Despite the perception that high-flying startup Ripple is either a blockchain or cryptocurrency company, CEO Brad Garlinghouse believes it’s something simpler and not merely a business trying to latch onto the latest tech buzzwords.
“We are a payments company,” Garlinghouse said on stage Tuesday at a Goldman Sachs gs technology conference in San Francisco.
He explained that Ripple uses blockchain technology—one of the underlying accounting technologies used for Bitcoin—to record transactions between banks. And he said that his company uses its own XRP cryptocurrency as a payment method to make it easier for banks to move money internationally.
The hope is that major banks will use Ripple’s xCurrent payment software and related XRP crytocurrency instead of the industry standard SWIFT software to transfer money across borders. Unlike some cryptocurrency advocates, Garlinghouse believes the best way to bring cryptocurrency to the mainstream is to “work within the system” as opposed to using cryptocurrency to circumvent government regulation and financial institutions.
“While contrarian and unpopular in the crypto space, in retrospect it’s very smart,” Garlinghouse said.
He compared the proliferation of crytocurrencies like XRP and Bitcoin to the advent of different kinds of databases, rather than “one database to rule them all.’ Most of these digital currencies will die out, he says, because it’s unclear what problem they solve.
He contrasted Bitcoin with XRP by saying that the typical Bitcoin transaction costs users around $13 and takes three to four hours to complete, making Bitcoin ill-suited to solve the payments problem between banks. In contrast, XRP “is about 1,000 times faster than a Bitcoin transaction” and costs “a fraction of a cent.”

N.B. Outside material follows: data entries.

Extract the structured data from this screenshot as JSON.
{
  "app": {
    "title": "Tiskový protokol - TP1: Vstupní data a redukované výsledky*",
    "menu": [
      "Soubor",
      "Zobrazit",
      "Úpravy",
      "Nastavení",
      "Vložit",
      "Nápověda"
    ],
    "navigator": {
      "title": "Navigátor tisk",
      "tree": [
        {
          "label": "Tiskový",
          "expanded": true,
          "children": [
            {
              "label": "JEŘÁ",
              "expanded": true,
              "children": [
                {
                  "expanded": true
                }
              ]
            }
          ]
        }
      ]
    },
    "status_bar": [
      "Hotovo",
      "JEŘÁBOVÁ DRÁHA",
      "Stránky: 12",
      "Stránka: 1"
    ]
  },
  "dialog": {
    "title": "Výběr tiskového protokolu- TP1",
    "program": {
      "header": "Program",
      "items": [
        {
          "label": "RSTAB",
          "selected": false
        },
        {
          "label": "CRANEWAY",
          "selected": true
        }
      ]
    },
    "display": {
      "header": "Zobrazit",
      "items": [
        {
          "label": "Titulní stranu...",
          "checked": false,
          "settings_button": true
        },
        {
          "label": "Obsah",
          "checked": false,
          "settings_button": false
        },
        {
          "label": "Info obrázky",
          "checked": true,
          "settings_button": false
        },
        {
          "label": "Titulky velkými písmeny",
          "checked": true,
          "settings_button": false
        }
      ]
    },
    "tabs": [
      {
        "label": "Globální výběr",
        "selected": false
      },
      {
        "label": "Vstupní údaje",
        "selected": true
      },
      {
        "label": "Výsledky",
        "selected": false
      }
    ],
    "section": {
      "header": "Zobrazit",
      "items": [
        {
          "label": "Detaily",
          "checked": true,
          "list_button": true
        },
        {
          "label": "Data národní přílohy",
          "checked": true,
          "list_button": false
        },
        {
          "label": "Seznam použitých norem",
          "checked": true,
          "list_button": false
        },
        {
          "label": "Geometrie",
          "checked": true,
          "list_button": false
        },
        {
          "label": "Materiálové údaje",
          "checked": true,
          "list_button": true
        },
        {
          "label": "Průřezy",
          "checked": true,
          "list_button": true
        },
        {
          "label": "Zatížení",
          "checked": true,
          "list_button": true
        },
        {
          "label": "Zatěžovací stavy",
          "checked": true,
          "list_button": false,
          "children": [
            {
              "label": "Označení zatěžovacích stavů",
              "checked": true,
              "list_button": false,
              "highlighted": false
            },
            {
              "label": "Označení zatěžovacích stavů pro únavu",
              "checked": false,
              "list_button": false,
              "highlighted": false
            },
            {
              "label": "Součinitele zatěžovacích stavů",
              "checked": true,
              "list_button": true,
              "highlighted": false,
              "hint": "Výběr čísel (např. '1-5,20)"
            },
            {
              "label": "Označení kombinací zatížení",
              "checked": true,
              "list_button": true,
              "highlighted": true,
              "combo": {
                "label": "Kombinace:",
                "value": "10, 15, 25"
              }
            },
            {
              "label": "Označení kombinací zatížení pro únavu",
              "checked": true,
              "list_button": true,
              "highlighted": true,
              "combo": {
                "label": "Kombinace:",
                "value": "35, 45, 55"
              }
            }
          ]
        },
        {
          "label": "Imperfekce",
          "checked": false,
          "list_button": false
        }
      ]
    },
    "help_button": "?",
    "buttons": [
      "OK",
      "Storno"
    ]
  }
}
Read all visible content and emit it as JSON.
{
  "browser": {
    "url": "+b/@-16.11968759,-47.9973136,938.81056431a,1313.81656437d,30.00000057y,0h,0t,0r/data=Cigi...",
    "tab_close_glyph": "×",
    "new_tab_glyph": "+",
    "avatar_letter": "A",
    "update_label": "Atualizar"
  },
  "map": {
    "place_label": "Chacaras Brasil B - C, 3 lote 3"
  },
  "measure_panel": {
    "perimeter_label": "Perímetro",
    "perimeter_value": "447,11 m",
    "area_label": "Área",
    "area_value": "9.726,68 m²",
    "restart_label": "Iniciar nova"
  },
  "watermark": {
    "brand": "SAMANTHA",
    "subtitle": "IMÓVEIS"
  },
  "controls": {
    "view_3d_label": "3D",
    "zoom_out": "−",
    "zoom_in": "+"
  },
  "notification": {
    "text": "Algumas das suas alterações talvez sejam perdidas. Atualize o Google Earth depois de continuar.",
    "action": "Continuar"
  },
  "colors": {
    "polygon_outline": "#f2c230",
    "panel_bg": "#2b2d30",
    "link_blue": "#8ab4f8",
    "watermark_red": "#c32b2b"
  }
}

For Ripple to grow, it needs large banks to buy its payment software and use its XRP cryptocurrency, a major challenge considering it must convince financial institutions to change how they’ve been doing business for years. The biggest obstacle in convincing banks to use Ripple’s services is that many banks have other IT-related projects that are a greater priority to them than Ripple, Garlinghouse said.
When asked whether the large banks will eventually accept cryptocurrencies, Garlinghouse voiced optimism but gave no specific time frame. He said he discussed the matter with senior executives at unspecified investment funds about trading cryptocurrencies and that it could take more than six months, possibly even later than 2019.
“Despite the prognostication of Jaime Dimon, this is an asset class that I don’t think is going away anytime soon,” Garlinghouse said, referring to the JPMorgan Chase CEO negative comments about Bitcoin earlier this year.